Ich erzähl´ Dir jetzt mehr über sie und ihr Leben.

Als sie 19 Jahre alt ist heiratet Erna 1938 Artur P., meinen Opa, den sie später als „schmucken Soldaten“ beschreibt (naja, war eben während des Krieges und Opa war ein einfacher Soldat ... Uniformen wirken auf manche Menschen ja besonders, sagt man...).
Oma hat mir mal erzählt, dass sie unter anderem geheiratet hat, weil sie vom elterlichen Hof weg wollte, um etwas Neues kennen zulernen (auch ´ne Motivation...).

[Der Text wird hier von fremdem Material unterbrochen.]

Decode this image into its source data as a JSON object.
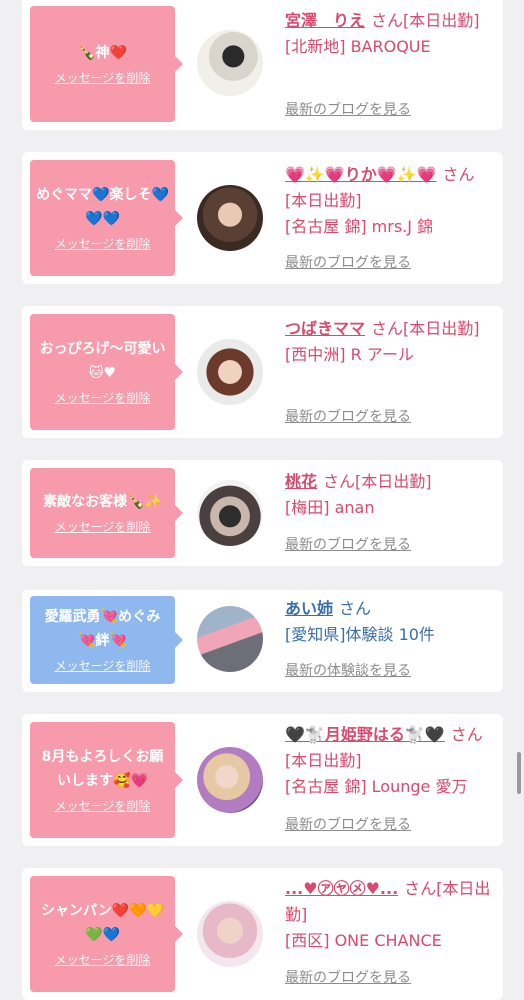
{
  "delete_label": "メッセージを削除",
  "blog_link": "最新のブログを見る",
  "review_link": "最新の体験談を見る",
  "colors": {
    "pink_bubble": "#f79aab",
    "blue_bubble": "#8fb8ee",
    "pink_text": "#d94a6e",
    "blue_text": "#3a6ea8",
    "link_gray": "#8c8c8c"
  },
  "cards": [
    {
      "message": "🍾神❤️",
      "name": "宮澤　りえ",
      "suffix": "さん[本日出勤]",
      "location": "[北新地] BAROQUE"
    },
    {
      "message": "めぐママ💙楽しそ💙💙💙",
      "name": "💗✨💗りか💗✨💗",
      "suffix": "さん[本日出勤]",
      "location": "[名古屋 錦] mrs.J 錦"
    },
    {
      "message": "おっぴろげ〜可愛い🐱♥",
      "name": "つばきママ",
      "suffix": "さん[本日出勤]",
      "location": "[西中洲] R アール"
    },
    {
      "message": "素敵なお客様🍾✨",
      "name": "桃花",
      "suffix": "さん[本日出勤]",
      "location": "[梅田] anan"
    },
    {
      "message": "愛羅武勇💘めぐみ💘絆💘",
      "name": "あい姉",
      "suffix": "さん",
      "location": "[愛知県]体験談 10件"
    },
    {
      "message": "8月もよろしくお願いします🥰💗",
      "name": "🖤🐩月姫野はる🐩🖤",
      "suffix": "さん[本日出勤]",
      "location": "[名古屋 錦] Lounge 愛万"
    },
    {
      "message": "シャンパン❤️🧡💛💚💙",
      "name": "...♥㋐㋳㋱♥...",
      "suffix": "さん[本日出勤]",
      "location": "[西区] ONE CHANCE"
    }
  ]
}
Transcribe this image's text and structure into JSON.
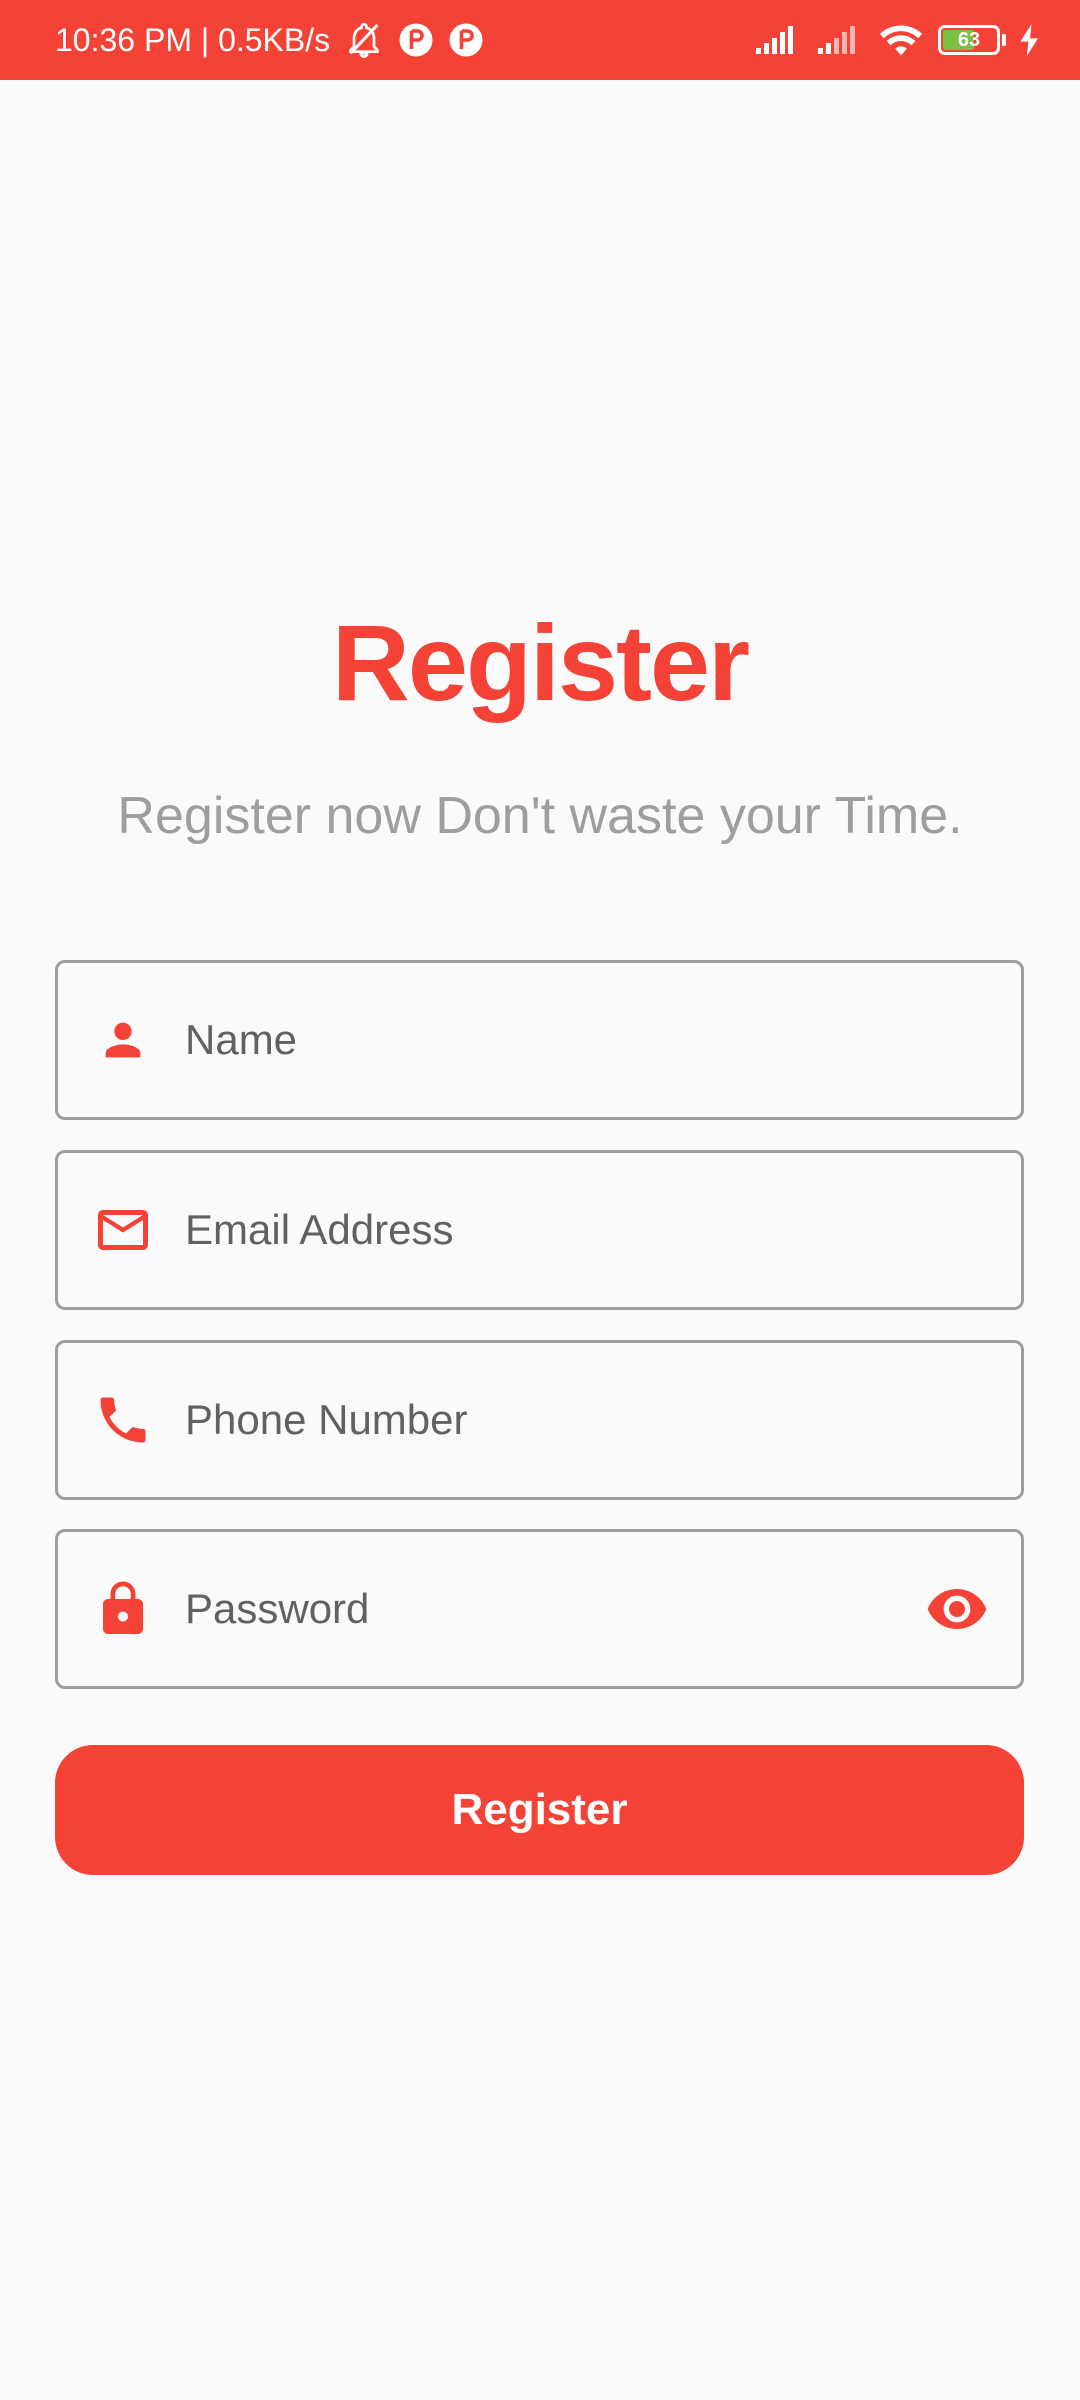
{
  "status_bar": {
    "time_speed": "10:36 PM | 0.5KB/s",
    "battery_level": "63",
    "battery_percent": 63,
    "icons": [
      "mute-bell-icon",
      "app-notification-icon",
      "app-notification-icon",
      "signal-icon",
      "signal-icon",
      "wifi-icon",
      "battery-icon",
      "charging-icon"
    ]
  },
  "page": {
    "title": "Register",
    "subtitle": "Register now Don't waste your Time."
  },
  "form": {
    "name": {
      "placeholder": "Name",
      "icon": "person-icon"
    },
    "email": {
      "placeholder": "Email Address",
      "icon": "mail-icon"
    },
    "phone": {
      "placeholder": "Phone Number",
      "icon": "phone-icon"
    },
    "password": {
      "placeholder": "Password",
      "icon": "lock-icon",
      "trailing_icon": "eye-icon"
    },
    "submit_label": "Register"
  },
  "colors": {
    "accent": "#f44336",
    "background": "#fafafa",
    "border": "#9e9e9e",
    "subtitle": "#9e9e9e",
    "battery_fill": "#7bc043"
  }
}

Sie zieht dann zur Familie ihres Ehemannes und trifft dort auf ihre Schwiegermutter und deren vier (!!!!) Töchter.
Ich als Enkelin habe ab und zu erlebt, wie Oma über ihre Schwägerinnen gemeckert hat. Das war immer dann, wenn überlegt wurde, die eine oder andere einzuladen oder zu besuchen.
Oma hat erzählt, dass sich besonders die jungen Frauen ihr gegenüber unfreundlich und geringschätzend verhalten haben (Zickenkrieg in den 1930ern!).
Ihre Schwiegermutter verhielt sich ihr gegenüber eher distanziert und hielt wohl zu ihren Töchtern. Mehr weiß ich über meine Ur-Oma großväterlicherseits nicht.

Die Erfahrungen mit den Schwägerinnen haben dazu geführt, dass Erna im weiteren Leben kaum Kontakt zu ihnen hatte. (Ich habe diesen Teil der Familie erst kennengelernt, als meine Großeltern Goldene Hochzeit hatten.)

Zurück nach 1940.

In ihrem 21. Lebensjahr, bringt sie ihre einzige Tochter, Monika (meine Mutter) auf die Welt. Gemeinsam mit ihr wohnt sie in der Stadt Arys in einer Wohnung, während Artur als Berufssoldat an der Front ist. Oft ist sie in dieser Zeit mit Monika auf dem Hof ihrer Eltern in Tuchlinnen.
Wenn ich Oma richtig verstanden habe, war es für sie schön, bei ihrer Familie und nicht in der Wohnung allein mit dem kleinen Kind zu sein.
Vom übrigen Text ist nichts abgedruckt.